Finalmente, la actora aduce en relación al impuesto sobre sociedades, ejercicio 2005, que la liquidación girada a Dos Cañas, Sociedad Limitada, lo que se llevó a cabo '...mediante media de rendimientos de diversas empresas del sector....', no era procedente ya que se contaba con la declaración del ejercicio anterior, que no fue cuestionada por la Administración, con lo que'....habría sido mucho más apropiado e intachable aplicar el mismo margen comercial....'.

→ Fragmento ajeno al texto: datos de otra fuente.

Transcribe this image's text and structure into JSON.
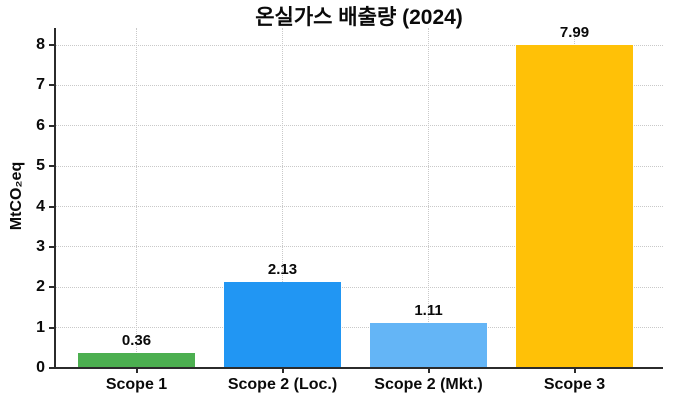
{
  "chart_data": {
    "type": "bar",
    "title": "온실가스 배출량 (2024)",
    "ylabel": "MtCO₂eq",
    "xlabel": "",
    "categories": [
      "Scope 1",
      "Scope 2 (Loc.)",
      "Scope 2 (Mkt.)",
      "Scope 3"
    ],
    "values": [
      0.36,
      2.13,
      1.11,
      7.99
    ],
    "value_labels": [
      "0.36",
      "2.13",
      "1.11",
      "7.99"
    ],
    "bar_colors": [
      "#4caf50",
      "#2196f3",
      "#64b5f6",
      "#ffc107"
    ],
    "ylim": [
      0,
      8
    ],
    "yticks": [
      0,
      1,
      2,
      3,
      4,
      5,
      6,
      7,
      8
    ],
    "grid": true,
    "grid_style": "dotted",
    "legend": "none"
  },
  "colors": {
    "background": "#ffffff",
    "text": "#0a0a0a",
    "gridline": "#c9c9c9",
    "axis": "#2b2b2b"
  }
}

Al respecto,ha de tenerse en cuenta que la determinación de la base imponible por el método de estimación indirecta, previsto en el artículo 158 de la Ley 58/2003 y que tenía su razón de ser en el desconocimiento de la situación de la contabilidad y de los registros obligatorios, no es discrecional sino objetivo, precisamente por cuanto que tiene en cuenta los rendimientos medios de empresas de la misma provincia y sector de actividad, con lo que cabe concluir que la aplicación en el caso del método de estimación indirecta a partir del margen medio del sector no era improcedente jurídicamente sino que, por el contrario, era el método indicado por el artículo 53 de la Ley 58/2003 , justamente por lo antes ya indicado, es decir, al no disponerse de los datos necesarios para la determinación completa de la base imponible por incumplimiento sustancial de las obligaciones contables y registrales.

En consecuencia, por más que a la recurrente la parezca '....más apropiado e intachable...' que se hubiera tomado en consideración el margen comercial que resultaba de la declaración del ejercicio anterior, margen o ratio que arrojaba un resultado inferior, en definitiva, la aplicación del método de estimación indirecta, previsto en el artículo 158 de la Ley 58/2003 , tenía su razón de ser en el desconocimiento de la situación de la contabilidad y de los registros obligatorios, sin que existiera dato objetivo alguno que permitiera aplicar el método propuesto por la demandante en lugar del aplicado en el caso. La estimación indirecta era, pues, jurídicamente procedente, resultando de ella, como del método propuesto por la actora, un resultado positivo, con una variación entre el 18,07% y el 12,29 %. Y ese resultado positivo, primero, revela que no era real el resultado negativo declarado en 2005 por Dos Cañas, Sociedad Limitada, y, a su vez, pone en entredicho la veracidad de lo que esa misma entidad declaró en 2004, es decir, justamente el dato de contraste que la actora propone que se aplicase en lugar e la estimación indirecta.

Llegados a este punto, cumple la desestimación del recurso.

QUINTO.-Sobre las costas del juicio.

No concurren méritos para una expresa imposición de las costas del juicio, conforme a lo previsto en el artículo 139.1. de la Ley 29/1998 .

En atención a lo expuesto:

Fallo


PRIMERO.- desestimamos el recurso.

SEGUNDO.-Declaramos ser conforme a Derecho la resolución recurrida.

TERCERO.-Sin costas

Contra esta sentencia no cabe recurso ordinario.

Así por esta nuestra sentencia, de la que quedará testimonio en autos para su notificación, la pronunciamos, mandamos y firmamos.

PUBLICACIÓN.-Leída y publicada que ha sido la anterior sentencia por el Magistrado de esta Sala Ilmo. Sr. D. Pablo Delfont Maza, que ha sido Ponente en este trámite de Audiencia Pública, doy fe. El Secretario, rubricado.